Unmanned Aerial Vehicles (UAVs) can be an excellent tool for environmental measurements due to their ability to reach inaccessible places and fast data acquisition over large areas. In particular drones may have a potential application in hydrology, as they can be used to create photogrammetric digital elevation models (DEM) of the terrain allowing to obtain high resolution spatial distribution of water level in the river to be fed into hydrological models. Nevertheless, photogrammetric algorithms generate distortions on the DEM at the water bodies. This is due to light penetration below the water surface and the lack of static characteristic points on water surface that can be distinguished by the photogrammetric algorithm. The correction of these disturbances could be achieved by applying deep learning methods. For this purpose, it is necessary to build a training dataset containing DEMs before and after water surfaces denoising. A method has been developed to prepare such a dataset. It is divided into several stages. In the first step a photogrammetric surveys and geodetic water level measurements are performed. The second one includes generation of DEMs and orthomosaics using photogrammetric software.

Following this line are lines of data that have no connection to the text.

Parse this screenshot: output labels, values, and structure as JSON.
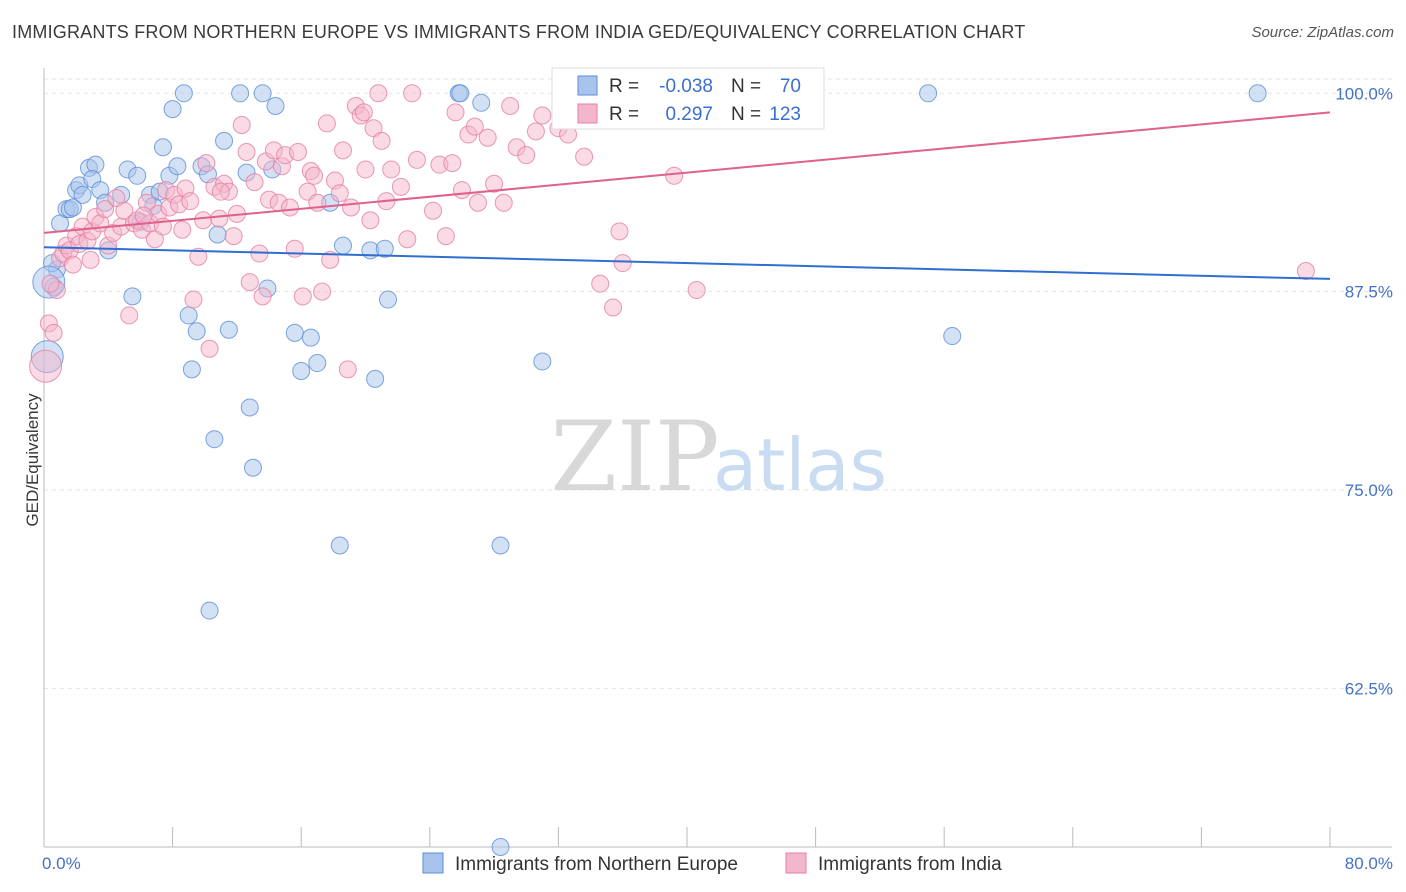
{
  "title": "IMMIGRANTS FROM NORTHERN EUROPE VS IMMIGRANTS FROM INDIA GED/EQUIVALENCY CORRELATION CHART",
  "source": "Source: ZipAtlas.com",
  "watermark": {
    "zip": "ZIP",
    "atlas": "atlas"
  },
  "chart_data": {
    "type": "scatter",
    "xlabel": "",
    "ylabel": "GED/Equivalency",
    "xlim": [
      0,
      80
    ],
    "ylim": [
      52.5,
      100.9
    ],
    "x_tick_labels": [
      "0.0%",
      "80.0%"
    ],
    "y_ticks": [
      62.5,
      75.0,
      87.5,
      100.0
    ],
    "y_tick_labels": [
      "62.5%",
      "75.0%",
      "87.5%",
      "100.0%"
    ],
    "grid": true,
    "legend": {
      "placement": "top-center",
      "rows": [
        {
          "r_label": "R =",
          "r_value": "-0.038",
          "n_label": "N =",
          "n_value": "70"
        },
        {
          "r_label": "R =",
          "r_value": "0.297",
          "n_label": "N =",
          "n_value": "123"
        }
      ]
    },
    "series": [
      {
        "name": "Immigrants from Northern Europe",
        "color": "#a8c4ec",
        "stroke": "#5b8fd6",
        "line_color": "#2f6fd0",
        "trend": {
          "x": [
            0,
            80
          ],
          "y": [
            90.3,
            88.3
          ]
        },
        "points": [
          [
            0.2,
            83.4
          ],
          [
            0.6,
            87.8
          ],
          [
            0.8,
            88.9
          ],
          [
            1.0,
            91.8
          ],
          [
            1.4,
            92.7
          ],
          [
            1.6,
            92.7
          ],
          [
            1.8,
            92.8
          ],
          [
            2.0,
            93.9
          ],
          [
            2.2,
            94.2
          ],
          [
            2.4,
            93.6
          ],
          [
            2.8,
            95.3
          ],
          [
            3.2,
            95.5
          ],
          [
            3.0,
            94.6
          ],
          [
            3.5,
            93.9
          ],
          [
            3.8,
            93.1
          ],
          [
            4.0,
            90.1
          ],
          [
            4.8,
            93.6
          ],
          [
            5.2,
            95.2
          ],
          [
            5.5,
            87.2
          ],
          [
            5.8,
            94.8
          ],
          [
            6.0,
            91.9
          ],
          [
            6.6,
            93.6
          ],
          [
            6.8,
            92.9
          ],
          [
            7.2,
            93.8
          ],
          [
            7.4,
            96.6
          ],
          [
            7.8,
            94.8
          ],
          [
            8.0,
            99.0
          ],
          [
            8.3,
            95.4
          ],
          [
            8.7,
            100.0
          ],
          [
            9.0,
            86.0
          ],
          [
            9.2,
            82.6
          ],
          [
            9.5,
            85.0
          ],
          [
            9.8,
            95.4
          ],
          [
            10.2,
            94.9
          ],
          [
            10.3,
            67.4
          ],
          [
            10.6,
            78.2
          ],
          [
            10.8,
            91.1
          ],
          [
            11.2,
            97.0
          ],
          [
            11.5,
            85.1
          ],
          [
            12.2,
            100.0
          ],
          [
            12.6,
            95.0
          ],
          [
            12.8,
            80.2
          ],
          [
            13.0,
            76.4
          ],
          [
            13.6,
            100.0
          ],
          [
            13.9,
            87.7
          ],
          [
            14.2,
            95.2
          ],
          [
            14.4,
            99.2
          ],
          [
            15.6,
            84.9
          ],
          [
            16.0,
            82.5
          ],
          [
            16.6,
            84.6
          ],
          [
            17.0,
            83.0
          ],
          [
            17.8,
            93.1
          ],
          [
            18.4,
            71.5
          ],
          [
            18.6,
            90.4
          ],
          [
            20.3,
            90.1
          ],
          [
            20.6,
            82.0
          ],
          [
            21.2,
            90.2
          ],
          [
            21.4,
            87.0
          ],
          [
            25.8,
            100.0
          ],
          [
            25.9,
            100.0
          ],
          [
            27.2,
            99.4
          ],
          [
            28.4,
            71.5
          ],
          [
            28.4,
            52.5
          ],
          [
            31.0,
            83.1
          ],
          [
            33.0,
            100.0
          ],
          [
            55.0,
            100.0
          ],
          [
            56.5,
            84.7
          ],
          [
            75.5,
            100.0
          ],
          [
            0.5,
            89.3
          ],
          [
            0.3,
            88.1
          ]
        ]
      },
      {
        "name": "Immigrants from India",
        "color": "#f4b6cc",
        "stroke": "#e57fa3",
        "line_color": "#e0608e",
        "trend": {
          "x": [
            0,
            80
          ],
          "y": [
            91.2,
            98.8
          ]
        },
        "points": [
          [
            0.1,
            82.8
          ],
          [
            0.3,
            85.5
          ],
          [
            0.6,
            84.9
          ],
          [
            0.8,
            87.6
          ],
          [
            1.0,
            89.6
          ],
          [
            1.2,
            89.9
          ],
          [
            1.4,
            90.4
          ],
          [
            1.6,
            90.1
          ],
          [
            1.8,
            89.2
          ],
          [
            2.0,
            91.0
          ],
          [
            2.2,
            90.5
          ],
          [
            2.4,
            91.6
          ],
          [
            2.7,
            90.7
          ],
          [
            3.0,
            91.3
          ],
          [
            3.2,
            92.2
          ],
          [
            3.5,
            91.8
          ],
          [
            3.8,
            92.7
          ],
          [
            4.0,
            90.4
          ],
          [
            4.3,
            91.2
          ],
          [
            4.5,
            93.4
          ],
          [
            4.8,
            91.6
          ],
          [
            5.0,
            92.6
          ],
          [
            5.3,
            86.0
          ],
          [
            5.6,
            91.8
          ],
          [
            5.8,
            92.0
          ],
          [
            6.1,
            91.4
          ],
          [
            6.4,
            93.1
          ],
          [
            6.6,
            91.8
          ],
          [
            6.9,
            90.8
          ],
          [
            7.1,
            92.4
          ],
          [
            7.4,
            91.6
          ],
          [
            7.6,
            93.9
          ],
          [
            7.8,
            92.8
          ],
          [
            8.1,
            93.6
          ],
          [
            8.4,
            93.0
          ],
          [
            8.6,
            91.4
          ],
          [
            8.8,
            94.0
          ],
          [
            9.1,
            93.2
          ],
          [
            9.3,
            87.0
          ],
          [
            9.6,
            89.7
          ],
          [
            9.9,
            92.0
          ],
          [
            10.1,
            95.6
          ],
          [
            10.3,
            83.9
          ],
          [
            10.6,
            94.1
          ],
          [
            10.9,
            92.1
          ],
          [
            11.2,
            94.3
          ],
          [
            11.5,
            93.8
          ],
          [
            11.8,
            91.0
          ],
          [
            12.0,
            92.4
          ],
          [
            12.3,
            98.0
          ],
          [
            12.6,
            96.3
          ],
          [
            12.8,
            88.1
          ],
          [
            13.1,
            94.4
          ],
          [
            13.4,
            89.9
          ],
          [
            13.6,
            87.2
          ],
          [
            13.8,
            95.7
          ],
          [
            14.0,
            93.3
          ],
          [
            14.3,
            96.4
          ],
          [
            14.6,
            93.1
          ],
          [
            14.8,
            95.4
          ],
          [
            15.0,
            96.1
          ],
          [
            15.3,
            92.8
          ],
          [
            15.6,
            90.2
          ],
          [
            15.8,
            96.3
          ],
          [
            16.1,
            87.2
          ],
          [
            16.4,
            93.8
          ],
          [
            16.6,
            95.1
          ],
          [
            16.8,
            94.8
          ],
          [
            17.0,
            93.1
          ],
          [
            17.3,
            87.5
          ],
          [
            17.6,
            98.1
          ],
          [
            17.8,
            89.5
          ],
          [
            18.1,
            94.5
          ],
          [
            18.4,
            93.7
          ],
          [
            18.6,
            96.4
          ],
          [
            18.9,
            82.6
          ],
          [
            19.1,
            92.8
          ],
          [
            19.4,
            99.2
          ],
          [
            19.7,
            98.6
          ],
          [
            20.0,
            95.2
          ],
          [
            20.3,
            92.0
          ],
          [
            20.5,
            97.8
          ],
          [
            20.8,
            100.0
          ],
          [
            21.0,
            97.0
          ],
          [
            21.3,
            93.2
          ],
          [
            21.6,
            95.2
          ],
          [
            22.2,
            94.1
          ],
          [
            22.6,
            90.8
          ],
          [
            23.2,
            95.8
          ],
          [
            24.2,
            92.6
          ],
          [
            24.6,
            95.5
          ],
          [
            25.0,
            91.0
          ],
          [
            25.4,
            95.6
          ],
          [
            25.6,
            98.8
          ],
          [
            26.0,
            93.9
          ],
          [
            26.4,
            97.4
          ],
          [
            27.0,
            93.1
          ],
          [
            27.6,
            97.2
          ],
          [
            28.0,
            94.3
          ],
          [
            28.6,
            93.1
          ],
          [
            29.0,
            99.2
          ],
          [
            29.4,
            96.6
          ],
          [
            30.0,
            96.1
          ],
          [
            30.6,
            97.6
          ],
          [
            31.0,
            98.6
          ],
          [
            32.0,
            97.8
          ],
          [
            32.6,
            97.4
          ],
          [
            33.6,
            96.0
          ],
          [
            34.6,
            88.0
          ],
          [
            35.4,
            86.5
          ],
          [
            35.8,
            91.3
          ],
          [
            36.0,
            89.3
          ],
          [
            39.2,
            94.8
          ],
          [
            40.6,
            87.6
          ],
          [
            78.5,
            88.8
          ],
          [
            0.4,
            88.0
          ],
          [
            2.9,
            89.5
          ],
          [
            6.2,
            92.3
          ],
          [
            11.0,
            93.8
          ],
          [
            19.9,
            98.8
          ],
          [
            22.9,
            100.0
          ],
          [
            26.8,
            97.9
          ],
          [
            33.0,
            100.0
          ]
        ]
      }
    ]
  }
}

Finally in the last one the interpolation of the measured water levels is done to obtain a plane of the water surface and apply it to the DEMs to correct the distortion. The resulting dataset was used to train deep learning model based on convolutional neural networks. The proposed method has been validated on observation data representing part of Kocinka river catchment located in the central Poland.This research has been partly supported by the Ministry of Science and Higher Education Project “Initiative for Excellence – Research University” and Ministry of Science and Higher Education subsidy, project no. 16.16.220.842-B02 / 16.16.150.545.